Tim nasional Aljazair siap mengantisipasi gaya bermain Argentina yang kerap memprovokasi lawan.

Gelandang tim nasional Aljazair, Ibrahim Maza, tidak gentar menghadapi Argentina dalam pertandingan perdana Grup J Piala Dunia 2026 pada Rabu (17/6/2026). Ia menegaskan seluruh pemain siap untuk tampil habis-habisan demi meraih hasil positif.

Di atas kertas, kekuatan Aljazair dianggap kalah kualitas dari Argentina. Apalagi dalam skuad juara Piala Dunia 2022 terdapat sosok Lionel Messi, salah satu pemain terbaik generasi saat ini.

"Kami harus menjalani Piala Dunia yang bagus, dan pertandingan pertama melawan Argentina akan sangat penting," kata Maza, dikutip dari Goal, Selasa (9/6/2026).

Pemain berusia 20 tahun itu juga sudah mewaspadai kebiasaan Argentina melakukan provokasi dalam pertandingan. Rekan-rekan setimnya tidak boleh terbawa dengan situasi yang sengaja diciptakan untuk mengganggu fokus dan konsentrasi di lapangan.

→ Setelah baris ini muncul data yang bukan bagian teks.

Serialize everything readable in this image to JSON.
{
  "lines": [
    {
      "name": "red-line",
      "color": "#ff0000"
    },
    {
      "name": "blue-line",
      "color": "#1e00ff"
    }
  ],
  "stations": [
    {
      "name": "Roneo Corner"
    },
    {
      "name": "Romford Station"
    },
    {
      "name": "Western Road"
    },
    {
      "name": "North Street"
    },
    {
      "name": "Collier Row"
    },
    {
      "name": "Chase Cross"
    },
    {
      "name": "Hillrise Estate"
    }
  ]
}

"Mereka banyak melakukan provokasi, tetapi kami harus tetap tenang, memberikan segalanya, bermain cerdas, dan melihat apa yang terjadi," tuturnya.

Dalam tiga uji coba terakhir yang dilakoni, skuad asuhan Vladimir Petkovic mencatatkan kemenangan atas Guatemala dan Belanda, lalu bermain imbang saat menghadapi Uruguai. Hasil tersebut menjadi modal berharga sekaligus meningkatkan kepercayaan diri para pemain menjelang tampil di Piala Dunia 2026.

Berbekal hasil positif tersebut, Maza optimistis kemenangan atas Argentina bukanlah hal yang mustahil. "Kami bakal kalahkan Messi, insyaallah," ujarnya.

Perjalanan Aljazair di Grup J Piala Dunia 2026 tidak akan mudah. Setelah menghadapi Argentina, mereka masih harus melawan Yordania dan Austria untuk memperebutkan tiket ke babak gugur.

Persaingan sengit kemungkinan terjadi antara Aljazair dengan Austria. Namun, bukan berarti mereka bisa meremehkan Yordania, wakil Asia yang akan mencatatkan debutnya tampil di turnamen sepak bola paling bergengsi di dunia ini.

Meski demikian, Aljazair datang dengan ambisi besar. Tim berjuluk Fennecs itu ingin mengulangi pencapaian terbaik mereka di Piala Dunia, yakni saat menembus babak 16 besar pada edisi 2014.

Saat itu, Aljazair bahkan mampu memaksa Jerman yang kemudian keluar sebagai juara untuk bermain hingga babak perpanjangan waktu sebelum akhirnya kalah dengan skor 1-2.